The North Bend Eagle


This video was produced by NBC, demonstrating some of its online learning.

Pandemic moves school to unchartered online waters

by Nathan Arneal
Published 4/1/20

Last Tuesday North Bend Central announced what was initially a two-week suspension of school has become “indefinite.” While some districts have already canceled classes for the rest of the school year, NBC’s phrasing leaves open the possibility that it could return to classes this spring if the COVID-19 situation allows.

Not that anyone is holding their breath awaiting the call back to school.

“That would be awesome,” NBC high school principal Brenda Petersen said. “That was our hope all the way through, that we’d be able to come back at least at the end, but right now that is looking more and more unlikely.”

For the seniors in the Class of 2020, they are coping with the reality that they may have already attended their final day of high school.

“I know a lot of seniors complain that ‘Oh, I just want to be done,’” NBC senior Jessa Hellbusch said, “but I am not going to lie, when I got the call from Mr. Endorf that school was going to be closing, I started crying. That’s a lot of your life just gone. We don’t know what’s going to happen with graduation or prom or the sports banquet, all those things you look forward to. That’s kind of sad.”

Classes have been canceled, but NBC education goes on.

Berkley Scott, right, and Lila Scott work on their school work at the kitchen table.

After Endorf initially announced on March 15 that school would no longer meet, teachers got two days to finalized the move to online classes before students rekindled their studies from home on March 18.
North Bend Central is a couple years into its 1:1 computer program that provides every district student a laptop or iPad. Some teachers had already been heavily incorporating online platforms like Canvas or Google Classroom into their daily classrooms. For these teachers, the shift to being completely online wasn’t too dramatic. For other teachers, it required learning a new system and heavily modifying lessons. Welding class looks a lot different when you can’t weld.

Students in grades 6-12 use Canvas, while the elementary school uses Google Classroom.

“Our teachers have been dabbling in (Canvas) and have had in-service training on it for the last number of years,” Petersen said. “We used the little items we have learned, and we just had to go full bore into it and just start picking things up. So I think we were in better shape than most schools because we were already playing with it.”

Knowing online school was a possibility during their final week in the building, teachers talked to parents during parent/teacher conferences March 9, taking a survey of who had access to wireless internet at home. Students who don’t have good internet pick up packets from the school every two weeks with pencil and paper versions of the assignments.

On Friday, March 13, most teachers gave a final review of how to use the online platform and told students to take home any textbooks they needed, most of which are also available digitally online.

Then they sent their students home for two weeks, knowing it could be much longer.
Jessa Hellbusch, the senior, left after third period on what might be her last day of high school to go prom shopping.

By 8 a.m. third grader Lila and fifth grader Berkley Scott are up and ready to begin their day at home four miles north of North Bend. Seventh grader Preston Scott is a little slower in dragging himself out of bed.
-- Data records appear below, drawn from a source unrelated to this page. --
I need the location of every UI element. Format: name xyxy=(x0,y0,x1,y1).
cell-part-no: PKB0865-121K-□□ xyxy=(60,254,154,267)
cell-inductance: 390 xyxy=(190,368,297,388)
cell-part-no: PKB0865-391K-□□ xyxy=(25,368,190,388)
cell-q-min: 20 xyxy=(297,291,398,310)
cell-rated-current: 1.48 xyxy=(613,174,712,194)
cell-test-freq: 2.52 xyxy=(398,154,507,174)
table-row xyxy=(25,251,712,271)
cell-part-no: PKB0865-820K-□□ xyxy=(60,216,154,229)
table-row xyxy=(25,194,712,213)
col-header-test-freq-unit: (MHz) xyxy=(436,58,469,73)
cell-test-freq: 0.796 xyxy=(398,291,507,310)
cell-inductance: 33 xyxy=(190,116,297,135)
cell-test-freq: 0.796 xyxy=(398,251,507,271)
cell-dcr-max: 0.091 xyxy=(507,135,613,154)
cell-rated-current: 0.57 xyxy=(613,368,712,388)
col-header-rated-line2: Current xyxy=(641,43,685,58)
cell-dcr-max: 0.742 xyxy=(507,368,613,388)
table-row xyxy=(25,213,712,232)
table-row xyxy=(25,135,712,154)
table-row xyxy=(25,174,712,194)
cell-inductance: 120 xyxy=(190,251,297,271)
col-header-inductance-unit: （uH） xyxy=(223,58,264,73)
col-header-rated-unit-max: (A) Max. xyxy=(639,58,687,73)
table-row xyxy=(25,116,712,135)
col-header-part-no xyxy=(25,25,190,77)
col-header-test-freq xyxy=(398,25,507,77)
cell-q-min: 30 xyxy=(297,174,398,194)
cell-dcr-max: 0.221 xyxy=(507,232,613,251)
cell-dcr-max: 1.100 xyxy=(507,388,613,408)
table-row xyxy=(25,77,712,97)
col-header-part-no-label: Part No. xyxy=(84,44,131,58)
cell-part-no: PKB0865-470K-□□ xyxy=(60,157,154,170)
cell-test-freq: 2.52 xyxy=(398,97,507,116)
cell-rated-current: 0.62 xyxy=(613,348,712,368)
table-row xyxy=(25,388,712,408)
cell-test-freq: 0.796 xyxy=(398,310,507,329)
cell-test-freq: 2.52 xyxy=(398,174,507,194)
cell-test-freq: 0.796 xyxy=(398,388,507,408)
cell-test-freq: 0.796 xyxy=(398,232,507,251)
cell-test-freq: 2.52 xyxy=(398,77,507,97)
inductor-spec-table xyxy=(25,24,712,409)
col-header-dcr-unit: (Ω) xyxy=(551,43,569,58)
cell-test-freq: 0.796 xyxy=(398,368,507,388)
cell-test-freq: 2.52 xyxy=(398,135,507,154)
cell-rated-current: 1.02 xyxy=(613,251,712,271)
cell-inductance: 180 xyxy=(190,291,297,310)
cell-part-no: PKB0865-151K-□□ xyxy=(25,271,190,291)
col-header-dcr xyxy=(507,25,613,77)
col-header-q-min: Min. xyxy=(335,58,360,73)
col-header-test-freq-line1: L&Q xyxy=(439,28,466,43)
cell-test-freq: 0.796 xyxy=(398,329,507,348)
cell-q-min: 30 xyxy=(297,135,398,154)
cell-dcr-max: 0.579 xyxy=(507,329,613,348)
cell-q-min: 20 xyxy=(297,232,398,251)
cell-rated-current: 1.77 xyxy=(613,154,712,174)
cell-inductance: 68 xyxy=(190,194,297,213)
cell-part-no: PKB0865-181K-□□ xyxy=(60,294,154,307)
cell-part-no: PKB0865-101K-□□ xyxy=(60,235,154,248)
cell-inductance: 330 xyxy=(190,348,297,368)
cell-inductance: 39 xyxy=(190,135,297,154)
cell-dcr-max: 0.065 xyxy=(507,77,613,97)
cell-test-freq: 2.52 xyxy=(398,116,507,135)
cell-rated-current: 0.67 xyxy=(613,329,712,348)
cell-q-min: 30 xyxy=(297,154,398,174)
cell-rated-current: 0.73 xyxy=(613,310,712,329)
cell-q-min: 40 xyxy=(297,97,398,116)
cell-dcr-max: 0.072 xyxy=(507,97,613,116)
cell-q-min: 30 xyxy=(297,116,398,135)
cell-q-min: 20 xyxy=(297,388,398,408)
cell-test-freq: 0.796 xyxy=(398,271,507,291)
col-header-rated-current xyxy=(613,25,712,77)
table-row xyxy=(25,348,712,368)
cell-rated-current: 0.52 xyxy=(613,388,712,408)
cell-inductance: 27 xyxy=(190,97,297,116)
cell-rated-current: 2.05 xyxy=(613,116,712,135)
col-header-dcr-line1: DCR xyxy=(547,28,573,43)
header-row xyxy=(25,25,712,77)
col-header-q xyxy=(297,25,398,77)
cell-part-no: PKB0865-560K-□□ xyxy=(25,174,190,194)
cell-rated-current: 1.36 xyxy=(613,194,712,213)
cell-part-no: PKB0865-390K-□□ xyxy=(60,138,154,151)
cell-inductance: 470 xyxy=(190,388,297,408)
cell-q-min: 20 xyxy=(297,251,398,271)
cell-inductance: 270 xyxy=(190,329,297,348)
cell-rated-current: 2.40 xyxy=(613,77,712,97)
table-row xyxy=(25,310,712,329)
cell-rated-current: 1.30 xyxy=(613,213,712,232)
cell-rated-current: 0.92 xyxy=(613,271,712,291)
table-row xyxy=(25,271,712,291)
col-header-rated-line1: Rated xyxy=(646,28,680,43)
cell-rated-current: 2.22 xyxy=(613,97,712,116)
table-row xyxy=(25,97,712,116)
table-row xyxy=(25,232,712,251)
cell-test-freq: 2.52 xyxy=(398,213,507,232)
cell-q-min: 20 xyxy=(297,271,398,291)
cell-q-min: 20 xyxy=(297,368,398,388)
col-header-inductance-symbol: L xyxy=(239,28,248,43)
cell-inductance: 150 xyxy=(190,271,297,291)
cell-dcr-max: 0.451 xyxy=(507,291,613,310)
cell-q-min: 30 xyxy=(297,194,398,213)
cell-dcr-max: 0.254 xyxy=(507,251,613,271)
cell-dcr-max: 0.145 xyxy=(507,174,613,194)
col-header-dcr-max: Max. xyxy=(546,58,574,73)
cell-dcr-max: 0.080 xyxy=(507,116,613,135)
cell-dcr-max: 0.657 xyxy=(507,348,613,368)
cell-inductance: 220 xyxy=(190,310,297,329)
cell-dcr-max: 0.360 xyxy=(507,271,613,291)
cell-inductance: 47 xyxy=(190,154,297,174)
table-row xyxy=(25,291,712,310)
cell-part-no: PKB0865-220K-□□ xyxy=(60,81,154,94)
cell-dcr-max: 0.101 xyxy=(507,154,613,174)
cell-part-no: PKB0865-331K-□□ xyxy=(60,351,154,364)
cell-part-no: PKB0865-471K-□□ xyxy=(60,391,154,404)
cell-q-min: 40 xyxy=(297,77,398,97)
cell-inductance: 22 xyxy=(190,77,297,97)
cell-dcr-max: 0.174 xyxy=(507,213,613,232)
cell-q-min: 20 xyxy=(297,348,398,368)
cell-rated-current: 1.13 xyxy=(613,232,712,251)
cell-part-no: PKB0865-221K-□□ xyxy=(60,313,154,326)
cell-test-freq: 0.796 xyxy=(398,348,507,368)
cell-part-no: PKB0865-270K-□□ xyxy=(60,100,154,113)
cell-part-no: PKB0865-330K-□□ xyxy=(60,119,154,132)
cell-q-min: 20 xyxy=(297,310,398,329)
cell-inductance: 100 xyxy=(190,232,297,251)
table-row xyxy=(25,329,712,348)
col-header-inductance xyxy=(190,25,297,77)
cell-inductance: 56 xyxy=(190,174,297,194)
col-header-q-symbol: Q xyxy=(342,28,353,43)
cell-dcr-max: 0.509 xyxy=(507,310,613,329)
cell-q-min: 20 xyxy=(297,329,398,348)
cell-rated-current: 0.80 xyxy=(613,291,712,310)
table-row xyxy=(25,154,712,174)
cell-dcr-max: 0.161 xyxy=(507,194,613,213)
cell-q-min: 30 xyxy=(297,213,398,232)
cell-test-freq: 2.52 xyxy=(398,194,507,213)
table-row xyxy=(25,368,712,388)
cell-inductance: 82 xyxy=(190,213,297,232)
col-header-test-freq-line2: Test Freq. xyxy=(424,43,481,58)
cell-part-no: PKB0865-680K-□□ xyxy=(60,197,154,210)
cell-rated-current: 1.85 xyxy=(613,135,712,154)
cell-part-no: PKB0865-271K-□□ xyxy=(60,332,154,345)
By the time parents Clay and Summer Scott leave for work, the girls have already started their schoolwork. Soon after, Preston plops on the couch and fires up his school-issued laptop.

The scene is repeating itself throughout the North Bend Central district. In town, seventh grader Akryn Bourek is already into his school day when his sophomore sister Aleya wakes up and turns on her laptop. Like the Scotts, both of their parents, Andy and Autumn Bourek, are gone to work, leaving their kids at home to do their schoolwork.

“Some days its very hard to stay motivated,” Aleya Bourek said. “Some days it’s easy and I’m just in the mood to get everything done. Other days I just want to stay in bed.”

Not all of Aleya’s teachers use Canvas, so the first thing she does is check her e-mail for notes from teachers. She has an accounting test to take by Monday and some algebra problems to do on an online program called IXL. Her class had already been taking accounting tests online through Canvas long before COVID-19 hit, so it’s nothing new.

For the most part, she thinks the online schoolwork she gets at her dining room table is pretty similar to what she’d be getting in a classroom.

“I think we’re going through the same amount of stuff as we would have in school, if not more,” Aleya said. “But it’s harder because your teachers aren’t there, and you’re not getting the social aspect of school. You’re just sitting here, so it’s easy to get distracted and off task.”

In the Scott house, the first thing Lila does is open Google Classroom and watch a video from third grade teacher Randi Mimick. The video shows Mimick’s own computer desktop where her mouse cursor reminds students where to click to find their assignments and where to click to submit them when they are done.